MPI, the acronym in your question, refers to mortgage protection insurance. Mortgage protection insurance is a special form of life insurance that pays off your mortgage in the event that you die. The vast majority of people are better off getting a term life policy instead that is large enough to allow your survivors to pay off the mortgage or to do whatever else makes financial sense to them-- continuing to just make payments, paying off the mortgage entirely, paying it off partially, selling and downsizing, etc. MPI might make sense if you worry that your survivors might not handle a large insurance payout well. MPI won't ever be cancelled automatically but is an optional product that you can (and probably should) decline.

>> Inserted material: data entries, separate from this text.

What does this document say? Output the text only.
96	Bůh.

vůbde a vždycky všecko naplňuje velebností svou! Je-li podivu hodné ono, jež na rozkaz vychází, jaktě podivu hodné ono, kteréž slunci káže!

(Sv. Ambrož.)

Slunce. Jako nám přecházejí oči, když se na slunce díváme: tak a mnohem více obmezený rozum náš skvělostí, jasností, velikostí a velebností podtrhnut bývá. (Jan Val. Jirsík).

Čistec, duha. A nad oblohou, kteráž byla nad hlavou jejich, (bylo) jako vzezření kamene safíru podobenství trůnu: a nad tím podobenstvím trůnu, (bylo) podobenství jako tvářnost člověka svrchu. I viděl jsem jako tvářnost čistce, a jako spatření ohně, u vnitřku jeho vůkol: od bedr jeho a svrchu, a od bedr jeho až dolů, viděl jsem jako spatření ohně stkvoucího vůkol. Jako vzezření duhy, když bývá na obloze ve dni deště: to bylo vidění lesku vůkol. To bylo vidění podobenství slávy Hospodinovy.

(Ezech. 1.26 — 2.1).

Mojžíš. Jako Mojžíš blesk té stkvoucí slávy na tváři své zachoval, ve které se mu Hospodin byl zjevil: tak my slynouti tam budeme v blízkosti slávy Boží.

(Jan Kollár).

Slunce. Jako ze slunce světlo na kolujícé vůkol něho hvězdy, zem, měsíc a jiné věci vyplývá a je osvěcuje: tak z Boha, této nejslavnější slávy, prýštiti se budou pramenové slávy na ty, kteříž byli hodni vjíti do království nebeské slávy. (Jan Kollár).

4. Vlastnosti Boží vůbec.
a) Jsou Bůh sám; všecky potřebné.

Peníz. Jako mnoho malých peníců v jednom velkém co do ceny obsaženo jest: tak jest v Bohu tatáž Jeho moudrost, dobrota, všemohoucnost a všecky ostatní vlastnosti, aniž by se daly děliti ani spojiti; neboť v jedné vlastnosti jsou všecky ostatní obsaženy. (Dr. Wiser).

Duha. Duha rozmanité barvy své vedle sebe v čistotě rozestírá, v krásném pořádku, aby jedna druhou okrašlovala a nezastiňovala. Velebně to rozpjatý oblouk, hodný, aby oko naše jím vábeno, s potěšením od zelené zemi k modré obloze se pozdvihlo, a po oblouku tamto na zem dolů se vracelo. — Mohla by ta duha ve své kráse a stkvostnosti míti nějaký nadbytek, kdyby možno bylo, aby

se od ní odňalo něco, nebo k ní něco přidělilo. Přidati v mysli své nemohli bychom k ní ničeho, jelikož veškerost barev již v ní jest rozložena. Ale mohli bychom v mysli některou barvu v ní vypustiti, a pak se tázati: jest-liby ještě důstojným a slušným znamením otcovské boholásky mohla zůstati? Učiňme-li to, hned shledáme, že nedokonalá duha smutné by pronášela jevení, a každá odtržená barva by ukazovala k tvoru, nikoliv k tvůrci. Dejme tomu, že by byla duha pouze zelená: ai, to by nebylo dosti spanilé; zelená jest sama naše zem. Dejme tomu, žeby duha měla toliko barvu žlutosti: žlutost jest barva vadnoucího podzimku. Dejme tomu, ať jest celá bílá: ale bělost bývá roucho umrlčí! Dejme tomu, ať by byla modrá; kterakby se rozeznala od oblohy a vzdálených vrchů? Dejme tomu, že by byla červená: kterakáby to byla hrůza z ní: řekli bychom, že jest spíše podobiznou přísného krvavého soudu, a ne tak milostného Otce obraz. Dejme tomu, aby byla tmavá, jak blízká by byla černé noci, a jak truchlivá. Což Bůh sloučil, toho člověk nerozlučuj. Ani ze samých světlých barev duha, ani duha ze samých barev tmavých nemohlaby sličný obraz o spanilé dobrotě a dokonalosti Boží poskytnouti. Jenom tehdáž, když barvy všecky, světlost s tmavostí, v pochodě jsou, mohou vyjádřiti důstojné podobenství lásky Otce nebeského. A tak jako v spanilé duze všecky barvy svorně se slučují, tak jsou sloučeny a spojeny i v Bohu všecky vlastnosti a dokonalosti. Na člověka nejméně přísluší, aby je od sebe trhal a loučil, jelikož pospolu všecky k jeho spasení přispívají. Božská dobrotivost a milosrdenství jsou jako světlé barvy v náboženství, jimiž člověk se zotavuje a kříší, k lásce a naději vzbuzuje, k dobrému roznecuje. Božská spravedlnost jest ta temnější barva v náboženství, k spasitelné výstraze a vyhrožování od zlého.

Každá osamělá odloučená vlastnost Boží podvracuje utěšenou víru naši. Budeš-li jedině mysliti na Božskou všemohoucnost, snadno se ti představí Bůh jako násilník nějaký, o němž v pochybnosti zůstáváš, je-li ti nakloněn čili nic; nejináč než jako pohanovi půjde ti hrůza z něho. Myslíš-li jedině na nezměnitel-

PMI is private mortgage insurance. This pays the holder of your mortgage back if you default. If you have a conventional mortgage, you'll be required to have PMI if you have less than 20% equity. PMI will be cancelled automatically when your loan-to-value goes below 78%. Of the three-letter mortgage insurance acronyms, this is the most common one for people to discuss.

MIP is mortgage insurance premium and appears to be the type of insurance you actually have. MIP insures the holder of your FHA mortgage in case you default. If you have a FHA loan, you'll have upfront MIP (MIP paid when you close the loan) and annual MIP though most lenders will break your annual MIP payment into monthly payments. The amount of your annual MIP and how long you'll have to pay it will depend on the term of the loan, how much you are putting down, and how much you are borrowing. If you put at least 10% down on a 30-year mortgage, you'd have to pay MIP for 11 years which seems to square with what your servicer is telling you. You could refinance into a conventional loan rather than an FHA loan to eliminate MIP (conventional loans generally have stricter qualification requirements though).